Fair enough, Simone Wright but it’s safe New World Library to say that some of the more intriguing parts of the book deal directly with Wright’s less-than-normal, autobiographical experiences with it. Growing in Haysboro in the 1970s, she said she had experiences that could be described as psychic or paranormal. In the preface, she talks about her first “intuitive experience” where, as a seven-year-old, she was able to see her dying father as “transparent” and was later visited by him in the form of a “bright fog” at the foot of her bed.
“As a kid it freaked me out,” she said. “It worried me. It concerned me and so I didn’t use it. I didn’t use it to my detriment. It caused me problems when I didn’t use it. It was important to say ‘I’m a normal girl. I was raised in Calgary. I went to the Stampede.
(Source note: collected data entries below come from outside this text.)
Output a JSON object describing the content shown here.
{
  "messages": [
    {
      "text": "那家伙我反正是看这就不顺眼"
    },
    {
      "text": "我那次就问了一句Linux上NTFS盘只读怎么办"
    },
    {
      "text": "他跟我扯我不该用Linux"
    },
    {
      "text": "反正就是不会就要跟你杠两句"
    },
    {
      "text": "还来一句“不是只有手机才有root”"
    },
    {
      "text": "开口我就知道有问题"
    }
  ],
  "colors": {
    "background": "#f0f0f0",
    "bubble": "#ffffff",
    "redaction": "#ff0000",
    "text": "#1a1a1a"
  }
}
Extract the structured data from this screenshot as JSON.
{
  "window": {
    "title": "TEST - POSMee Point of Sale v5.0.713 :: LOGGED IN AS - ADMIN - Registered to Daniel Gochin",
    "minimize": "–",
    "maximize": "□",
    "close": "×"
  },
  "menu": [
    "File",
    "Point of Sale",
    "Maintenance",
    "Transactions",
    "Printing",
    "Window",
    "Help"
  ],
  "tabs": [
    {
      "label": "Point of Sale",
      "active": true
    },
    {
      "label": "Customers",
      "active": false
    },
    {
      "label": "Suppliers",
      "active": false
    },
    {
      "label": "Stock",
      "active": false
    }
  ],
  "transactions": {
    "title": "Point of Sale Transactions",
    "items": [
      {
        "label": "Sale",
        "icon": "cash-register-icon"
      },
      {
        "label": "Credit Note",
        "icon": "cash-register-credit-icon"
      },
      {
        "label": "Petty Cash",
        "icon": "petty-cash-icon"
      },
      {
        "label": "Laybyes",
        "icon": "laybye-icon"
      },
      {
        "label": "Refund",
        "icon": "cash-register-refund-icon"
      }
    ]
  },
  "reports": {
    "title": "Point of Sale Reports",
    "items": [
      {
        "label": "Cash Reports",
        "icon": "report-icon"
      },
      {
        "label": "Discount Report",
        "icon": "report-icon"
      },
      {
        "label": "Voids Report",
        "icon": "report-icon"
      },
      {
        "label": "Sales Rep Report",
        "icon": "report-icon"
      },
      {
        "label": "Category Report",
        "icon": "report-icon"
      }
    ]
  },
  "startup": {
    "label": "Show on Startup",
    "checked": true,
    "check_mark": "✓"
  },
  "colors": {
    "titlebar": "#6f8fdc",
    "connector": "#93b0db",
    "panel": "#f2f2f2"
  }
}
I watched Flames games. I’m a normal person. So there has to be an explanation of this. I know I’m not the only person who has this skill set. So let’s figure it out.’ That really was why I wrote the book, to reverse-engineer it. You’ve got this tool. This is how you use it.”
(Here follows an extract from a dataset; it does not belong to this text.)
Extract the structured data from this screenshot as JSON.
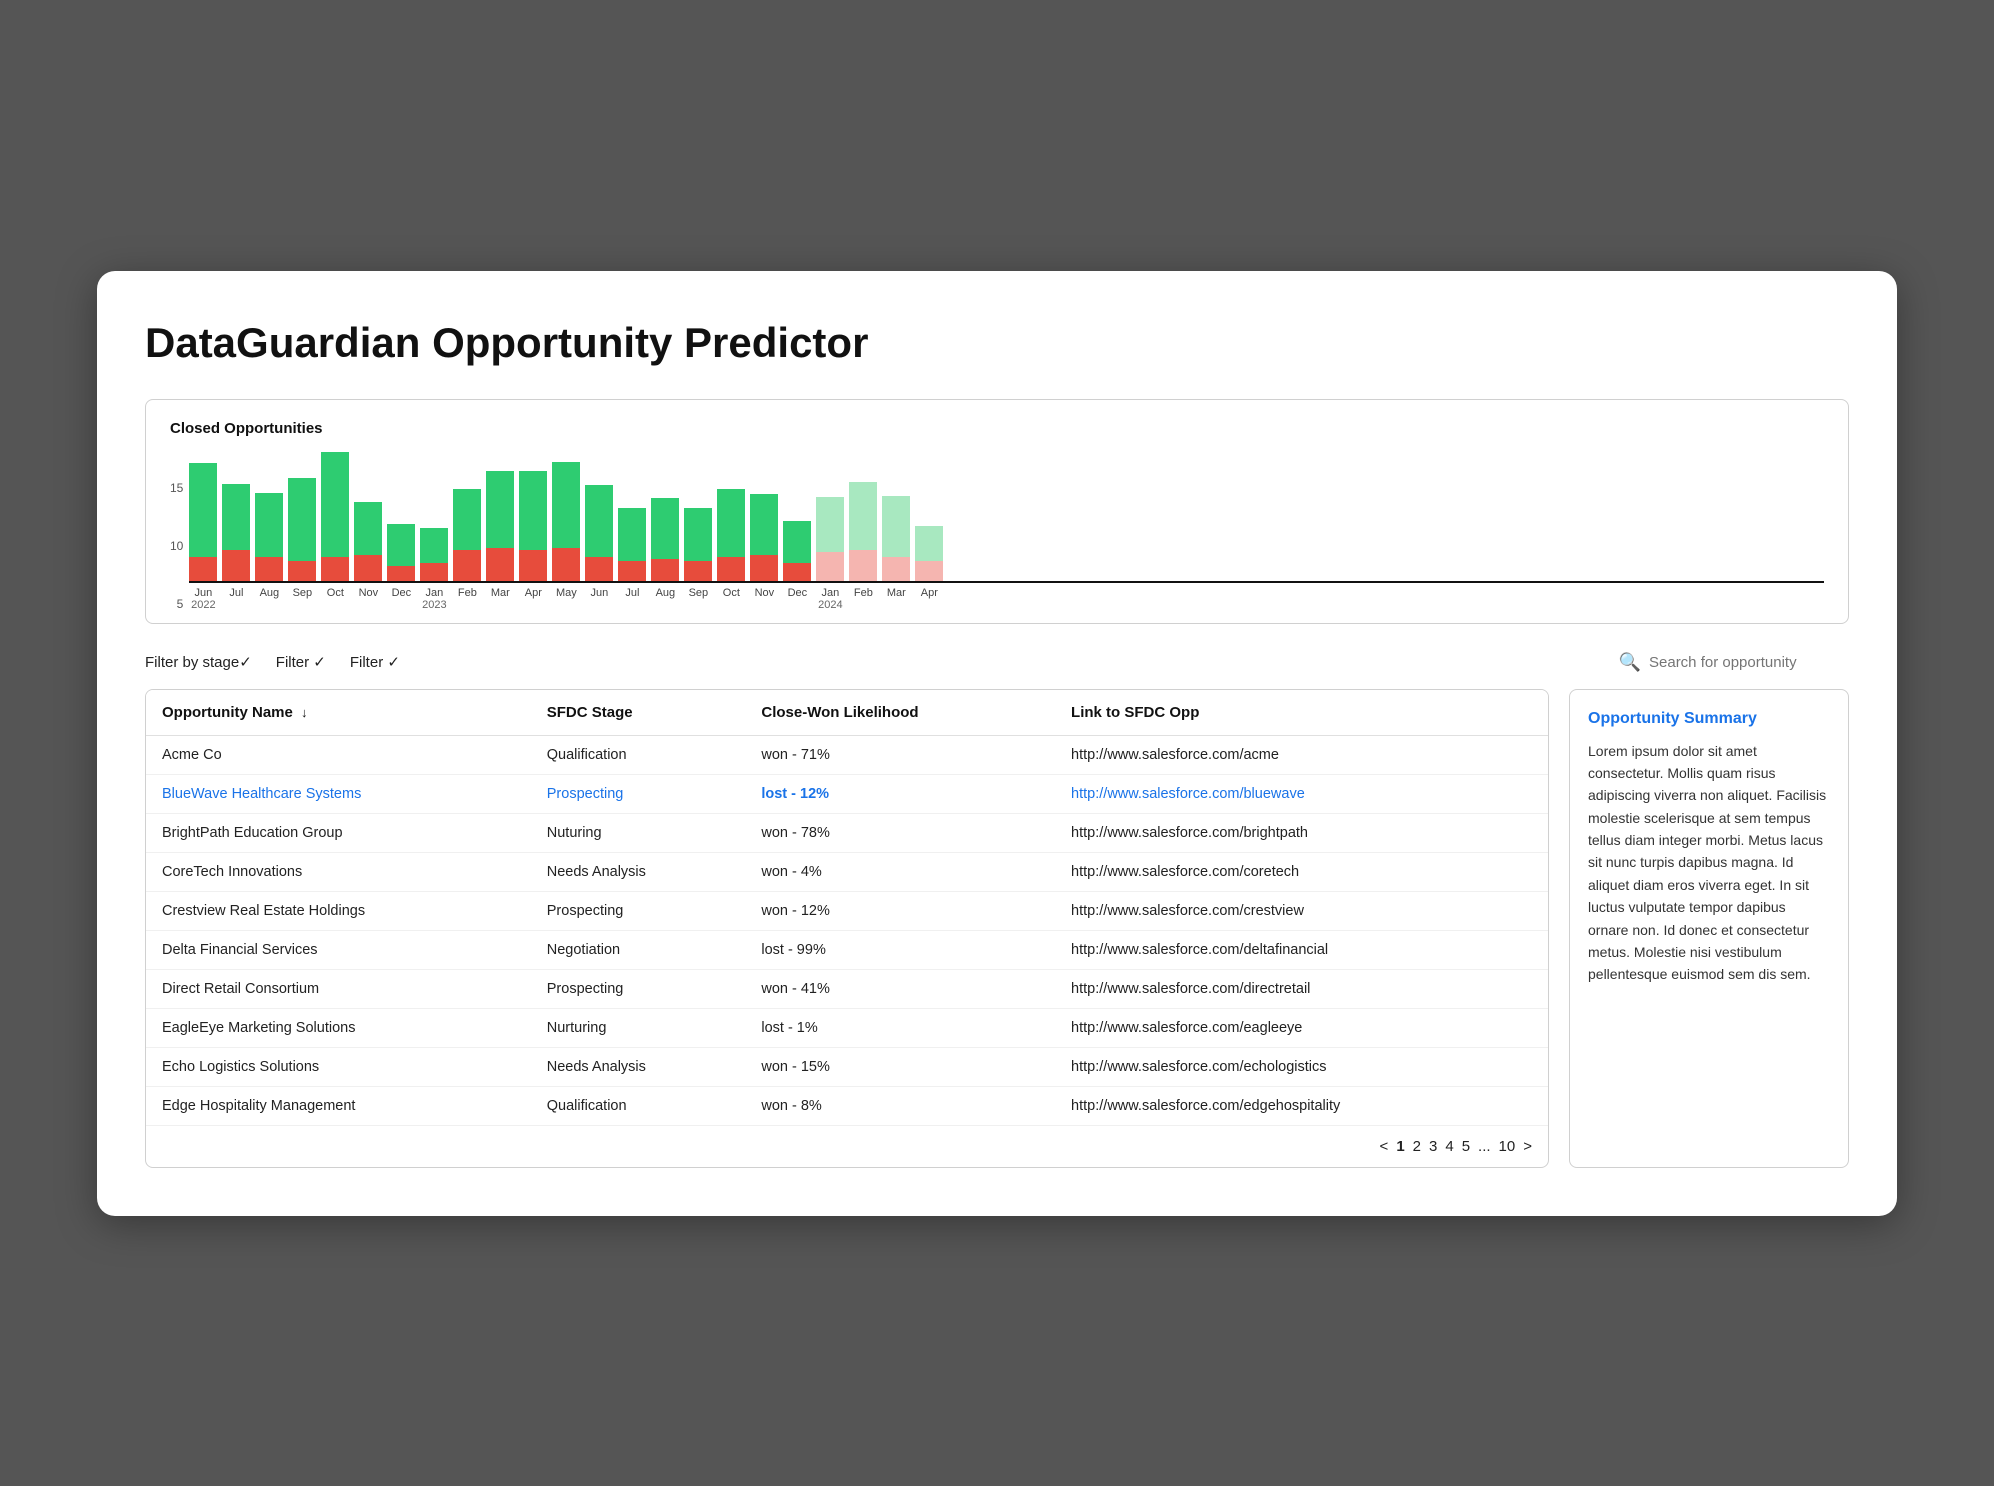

So Wright brings it down to earth, offering ways that intuition can be used to build success in personal and business enterprises by allowing it to guide us to perform and think better on all levels. But she admits that there is always interest from people about how she has used intuition to help solve crimes. It is a very slim part of what she does and she doesn’t particularly like that aspect of it, suggesting it’s both emotionally and physically draining. Nevertheless, she starts the book in the middle of a Calgary crime scene. She doesn’t mention the city or get too specific about the details, but to anyone familiar with the case it’s clear she is talking about the 2009 New Year’s Day triple gang-slaying at Bolsa restaurant. In the book, she visits the scene of the crime and sees it take place like a “movie in her head.” It’s all very convincing. But she was not a part of the formal investigation. It was more of a litmus test of sorts for Wright, leading to that three-day seminar.
The purpose of the training was to teach officers how to use their intuition not only to help solve crime but also to communicate more effectively with witnesses, entertain new theories about criminal and victim behaviour and to reduce stress. No one was sitting in front of Ouiji Boards, stresses Det. Mike Saunders of the Calgary Police Service, who organized the seminar.
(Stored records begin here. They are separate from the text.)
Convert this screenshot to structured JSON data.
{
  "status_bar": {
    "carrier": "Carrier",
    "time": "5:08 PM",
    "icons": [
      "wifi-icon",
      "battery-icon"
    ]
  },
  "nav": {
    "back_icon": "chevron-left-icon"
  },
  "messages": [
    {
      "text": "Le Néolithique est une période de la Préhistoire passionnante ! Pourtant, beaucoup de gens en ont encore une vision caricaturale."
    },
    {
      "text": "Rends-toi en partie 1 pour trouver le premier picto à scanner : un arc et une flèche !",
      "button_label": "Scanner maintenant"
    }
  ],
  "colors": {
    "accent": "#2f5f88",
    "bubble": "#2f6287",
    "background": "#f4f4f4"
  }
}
“It’s not crystals and voodoo dolls and smudge pots that allows this to work,” says Saunders, who also provides a supportive blurb for the book’s back cover. “It’s something we all possess to varying degrees and it can be something that you can develop. It’s a muscle and as you exercise that and apply that and use it, it’s going to get stronger and more valid for you.”
Still, no matter how practical its presentation, Wright acknowledges there will always be skeptics. The former Bishop Grandin High School student grew up Catholic and said talking about her heightened “intuition” was greatly frowned upon.
“It was never accepted as I was growing up, especially in school,” she said.
“It’s accepted now more with my friends. Even the people I grew up with. Now that I’ve sort of come out of the closet and writing books and helping cops and all this other stuff, they’ll say ‘I didn’t know this about you.’ I hid it for a long time. My friends are accepting of it and some of my other friends are accepting of it with their tongue firmly planted in their cheek. That’s OK. I understand. Even with teaching the cops, there were some who were resistant. That’s fine. It’s not my job to convert anybody.”
Simone Wright’s book starts in the middle of a Calgary crime scene.